Remodelers often are "outrageously overworked," say Linda Case and Victoria Downing, remodeling consultants and authors of Mastering the Business of Remodeling. They recommend that overworked remodelers assess whether they’re taking on too much work or just mismanaging their time. Often, both factors contribute to burnout.
They offer these 10 tips for lightening your workload and managing your time more efficiently:
- Keep a log. Chances are you're so busy you haven't really thought about how you're divvying up your time. "Time-pressed remodelers should analyze their activities to focus on those with the highest impact within the company," Downing says. She suggests keeping a two-week log of all work activities (such as job-site visits, material takeoffs and communication with clients), noting how long each one takes. The log will give you the big picture of a typical workweek and help you see where your time might be better-spent.
- Delegate. If you discover you're using time unwisely, entrust tasks to others in your firm or outsource the work. If anyone else is able to do the work competently for less than your own rate, hand it over. "It's easy to find someone to do your books or to send out marketing materials, but it's hard to find anyone else who can think strategically about the business or do the planning that's so important if the business is to be successful," Downing says.
- Train employees well. You won't feel uneasy about letting employees take charge if you have total confidence in their abilities. Help them master the skills essential to the job, whether you conduct the training yourself or enroll employees in job-related training programs. The payoff: a motivated workforce with the know-how necessary to make smart decisions without your supervision.
- Devote a day to the office. Don't spend most of your time in the field and neglect essential office work, such as completing estimates and following up with clients. Downing and Case suggest spending four days in the field and a full day in the office every week. Remodeling contractors who have adopted this approach save time because they can focus on tasks without interruption.
- Don't micromanage. Let your office staff and field crews carry out the everyday tasks you've trained them to do. If they're constantly looking over their shoulders knowing that you could show up any minute, it not only creates tension for them but also takes you away from more important duties such as business planning and networking.
- Prioritize. Focus your efforts on the work that's most urgent. Set A-B-C goals for the day and complete all "A" tasks before moving on to less important "B" and "C" activities.
- Get organized. Take advantage of computer technology by using scheduling and database software to plan your activities, manage appointments and keep track of client addresses and project history.
- Don't procrastinate. Don't squander your time by setting work aside that you can tackle now. Handle work only once rather than facing it again later. That advice applies to both paperwork and business decisions.

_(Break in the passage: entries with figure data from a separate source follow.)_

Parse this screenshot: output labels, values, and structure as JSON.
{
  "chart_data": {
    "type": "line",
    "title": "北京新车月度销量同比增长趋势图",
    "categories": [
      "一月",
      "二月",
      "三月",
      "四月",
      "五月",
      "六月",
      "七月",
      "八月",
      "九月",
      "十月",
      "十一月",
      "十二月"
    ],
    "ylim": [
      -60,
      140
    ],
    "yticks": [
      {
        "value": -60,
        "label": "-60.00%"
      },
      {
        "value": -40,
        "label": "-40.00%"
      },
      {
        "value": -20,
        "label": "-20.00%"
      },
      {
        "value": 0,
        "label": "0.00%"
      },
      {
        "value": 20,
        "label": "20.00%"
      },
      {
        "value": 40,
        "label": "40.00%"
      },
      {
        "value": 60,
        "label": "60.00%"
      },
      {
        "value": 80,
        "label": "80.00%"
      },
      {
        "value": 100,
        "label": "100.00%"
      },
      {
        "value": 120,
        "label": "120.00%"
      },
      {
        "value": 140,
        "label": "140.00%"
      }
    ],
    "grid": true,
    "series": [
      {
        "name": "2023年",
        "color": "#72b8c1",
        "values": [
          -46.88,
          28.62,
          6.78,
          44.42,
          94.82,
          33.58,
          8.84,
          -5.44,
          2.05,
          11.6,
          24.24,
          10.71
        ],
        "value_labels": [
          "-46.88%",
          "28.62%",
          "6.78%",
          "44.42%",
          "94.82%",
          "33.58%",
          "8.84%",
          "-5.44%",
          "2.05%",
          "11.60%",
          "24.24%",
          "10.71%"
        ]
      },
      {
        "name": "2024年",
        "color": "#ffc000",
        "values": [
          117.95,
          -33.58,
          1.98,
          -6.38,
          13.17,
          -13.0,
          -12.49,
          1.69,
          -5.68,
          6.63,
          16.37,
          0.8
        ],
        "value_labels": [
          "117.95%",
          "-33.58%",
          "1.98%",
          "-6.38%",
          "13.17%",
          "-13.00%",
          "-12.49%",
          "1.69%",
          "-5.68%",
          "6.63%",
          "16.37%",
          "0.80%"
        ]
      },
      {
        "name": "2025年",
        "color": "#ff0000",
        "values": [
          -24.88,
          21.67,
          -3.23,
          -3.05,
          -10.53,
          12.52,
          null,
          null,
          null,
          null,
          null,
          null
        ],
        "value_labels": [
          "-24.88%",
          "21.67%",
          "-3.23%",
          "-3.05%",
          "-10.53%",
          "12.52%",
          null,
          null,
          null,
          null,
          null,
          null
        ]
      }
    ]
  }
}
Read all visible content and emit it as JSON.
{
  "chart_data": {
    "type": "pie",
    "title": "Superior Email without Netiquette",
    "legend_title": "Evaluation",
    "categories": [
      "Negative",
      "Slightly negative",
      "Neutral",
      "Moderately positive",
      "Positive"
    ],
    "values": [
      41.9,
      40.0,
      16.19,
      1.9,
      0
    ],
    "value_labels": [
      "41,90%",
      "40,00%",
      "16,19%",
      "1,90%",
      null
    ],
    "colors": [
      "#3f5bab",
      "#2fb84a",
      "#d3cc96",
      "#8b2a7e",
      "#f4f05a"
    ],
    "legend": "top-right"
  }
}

- Know your work style. Do you wake up in the morning exploding with energy but lose steam by the end of the day? If so, try to schedule your most challenging tasks, such as job-site supervision, training and recruiting, for when you're at your peak. Save the end of the day for less draining work, such as preparing contracts or ordering materials.
- Recharge your batteries. The day-to-day drudgery of running a business can sap your energy. Recharge by getting away from the job to re-connect with yourself and your community. One way to revive your spirits is through volunteer work.